Procurando por um movimento semelhante ao “Slow Food”, encontrei no The Wall Street Journal o “Slow Communication”, em um ensaio do mesmo John Freeman, intitulado “Not so Fast”, ou “Não tão rápido”. Achei melhor transcrever aqui algumas passagens que me encantaram muito, e que podem ser lidas no artigo na íntegra. “A infinitude da Internet sempre esbarra no duro fato de nossa natureza animal, nossos limites físicos, as dimensões de nosso presente cognitivo, a capacidade superaquecida de nossas mentes.”

“Nós vamos morrer, isso é certo; e todos que já amamos e com quem nos importamos morrerão também, às vezes — dolorosamente — antes de nós. Ser outra pessoa, viajar pelo mundo, fazer novos amigos nos dá um alívio temporário desse conhecimento, que é poupado da maior parte do reino animal. A ocupação – ou a ocupação simulada do vício em e-mail, e de todas as outras mensagens de texto – adição minha – amortece a dor dessa consciência, mas nunca pode submergi-la totalmente. 

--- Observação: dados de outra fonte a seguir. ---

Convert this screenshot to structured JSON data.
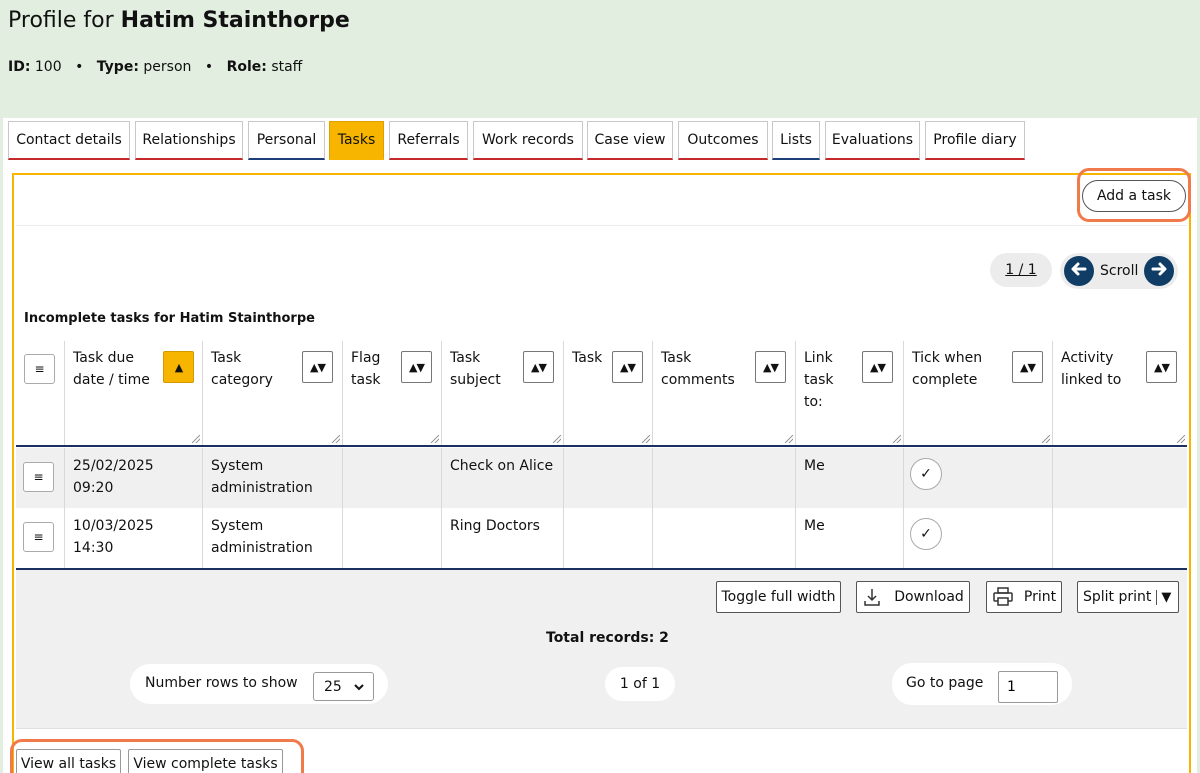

Dado que nossos dias são limitados, nossas horas são preciosas, temos que decidir o que queremos fazer, o que queremos dizer, o que e com quem nos importamos, e como queremos alocar nosso tempo para essas coisas dentro dos limites que não mudam e que não podemos mudar. Em suma, precisamos desacelerar.” 

Sim, precisamos desacelerar, mas antes de mais nada, precisamos pensar diferente – soluções novas para problemas novos. O desafio é que o novo consome tempo para ser aprendido e esse é justamente o ponto que as ferramentas atuais tentam fazer: encurtar tempo. Como sair desse labirinto? Minha crença é que o passo inicial é a cultura empresarial, aliás, como sempre. Cabe à empresa entender a problemática e a consequência para as pessoas e então rejeitar o que é danoso e buscar o que é saudável. O segundo passo é a transformação das lideranças, de acordo com a cultura corporativa, e aqui também não temos novidades. “Walk the talk” como dizem os americanos ou “faça o que você fala”. De nada adianta uma cultura na parede e lindos discursos se os métodos e práticas utilizados pelas lideranças seguem sendo os mesmos de sempre. 

Por fim, as plataformas tecnológicas. Assim como as habilidades humanas, cada plataforma também tem as suas. O uso inadequado leva a uma enorme perda de produtividade e desconforto para quem as usa. Ao mesmo tempo, as plataformas também são mais ou menos ansiosas. Cabe a cada organização decidir o mix correto a ser utilizado para diferentes necessidades. Para quem chegou até aqui, o que muito me honra, concluo esse artigo com um dos melhores parágrafos escritos pelo John Freeman e que vai ao encontro do que penso sobre comunicação corporativa.

“Continuar neste ambiente de comunicação techno-rave iluminado por luzes estroboscópicas será destrutivo para as empresas. Os funcionários que se comunicam a uma velocidade vertiginosa cometem erros. Eles esquecem, cruzam fronteiras que existem por um motivo, cometem erros desleixados, ofendem clientes, espalham rumores e fofocas que nunca passariam por canais offline, trabalham muito além do ponto em que suas contribuições são úteis, esgotam-se e quebram e depois têm problemas desligando e se recuperando. A rotatividade produzida por esse estilo de vida de comunicação não pode ser sustentada”. 

“Para aperfeiçoar as coisas, a velocidade é uma força unificadora”, disse o piloto de corridas Michael Schumacher. “Para as coisas imperfeitas, a velocidade é uma força destrutiva”. Nenhuma empresa é perfeita, nem qualquer indivíduo.